Here’s the analogous passage from his speech in Colorado after the Aurora shootings in July:

“I hope that over the next several days, next several weeks, and next several months, we all reflect on how we can do something about some of the senseless violence that ends up marring this country, but also reflect on all the wonderful people who make this the greatest country on Earth.”

And here’s the analogous passage from his speech tonight in Newtown:

“This is our first task, caring for our children. Our first job. If we don’t get that right, we don’t get anything right. That’s how, as a society, we will be judged. And by that measure, can we truly say, as a nation, that we’re meeting our obligations? Can we honestly say that we’re doing enough to keep our children, all of them, safe from harm? Can we claim, as a nation, that we’re all together there, letting them know they are loved and teaching them to love in return? Can we say that we’re truly doing enough to give all the children of this country the chance they deserve to live our their lives in happiness and with purpose? I’ve been reflecting on this the last few days, and if we’re honest with ourselves, the answer’s no. We’re not doing enough. And we will have to change.

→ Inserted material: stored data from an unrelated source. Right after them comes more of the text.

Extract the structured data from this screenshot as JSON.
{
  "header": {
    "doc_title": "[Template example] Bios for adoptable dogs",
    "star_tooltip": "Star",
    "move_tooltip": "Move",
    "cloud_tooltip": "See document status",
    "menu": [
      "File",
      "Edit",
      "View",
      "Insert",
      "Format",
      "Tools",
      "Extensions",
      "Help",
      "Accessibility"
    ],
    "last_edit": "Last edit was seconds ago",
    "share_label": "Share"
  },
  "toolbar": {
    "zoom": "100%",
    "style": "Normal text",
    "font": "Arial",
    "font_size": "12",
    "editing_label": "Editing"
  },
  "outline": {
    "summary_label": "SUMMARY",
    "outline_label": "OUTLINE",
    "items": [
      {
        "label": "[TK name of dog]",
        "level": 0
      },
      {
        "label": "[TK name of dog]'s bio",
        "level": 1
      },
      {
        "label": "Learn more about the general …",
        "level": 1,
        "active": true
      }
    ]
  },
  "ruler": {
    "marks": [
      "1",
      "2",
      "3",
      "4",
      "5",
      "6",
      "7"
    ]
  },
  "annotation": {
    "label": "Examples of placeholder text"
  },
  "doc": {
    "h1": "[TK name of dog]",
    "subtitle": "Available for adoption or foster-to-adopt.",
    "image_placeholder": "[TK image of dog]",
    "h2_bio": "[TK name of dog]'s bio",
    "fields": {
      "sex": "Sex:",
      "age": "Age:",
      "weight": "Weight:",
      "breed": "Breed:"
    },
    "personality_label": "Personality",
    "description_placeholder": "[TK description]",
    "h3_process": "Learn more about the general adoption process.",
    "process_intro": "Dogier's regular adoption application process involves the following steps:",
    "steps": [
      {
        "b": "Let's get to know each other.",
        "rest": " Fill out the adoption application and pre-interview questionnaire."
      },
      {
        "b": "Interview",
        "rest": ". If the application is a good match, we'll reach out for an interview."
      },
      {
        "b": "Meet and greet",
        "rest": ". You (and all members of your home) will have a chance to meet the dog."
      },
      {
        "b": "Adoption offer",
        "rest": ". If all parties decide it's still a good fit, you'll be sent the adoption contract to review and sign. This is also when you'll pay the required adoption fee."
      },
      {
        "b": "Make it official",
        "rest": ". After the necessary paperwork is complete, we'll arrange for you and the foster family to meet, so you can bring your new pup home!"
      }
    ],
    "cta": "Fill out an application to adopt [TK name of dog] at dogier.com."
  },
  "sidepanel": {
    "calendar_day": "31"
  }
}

“Since I’ve been president, this is the fourth time we have come together to comfort a grieving community torn apart by mass shootings. Fourth time we’ve hugged survivors. Fourth time we’ve consoled the families of victims. In between there have been an endless series of deadly shootings across the country, almost daily reports of victims, many of them children in small towns and big cities all across America. Victims who much of the time, their only fault was being in the wrong place at the wrong time.

“We can’t tolerate this anymore. These tragedies must end. And to end them, we must change. We will be told that the causes of such violence are complex, and that is true. No single law, no set of laws can eliminate evil from the world or prevent every senseless act of violence in our society, but that can’t be an excuse for inaction. Surely we can do better than this. If there’s even one step we can take to save another child or another parent or another town from the grief that’s visited Tucson and Aurora and Oak Creek and Newtown and communities from Columbine to Blacksburg before that, then surely we have an obligation to try.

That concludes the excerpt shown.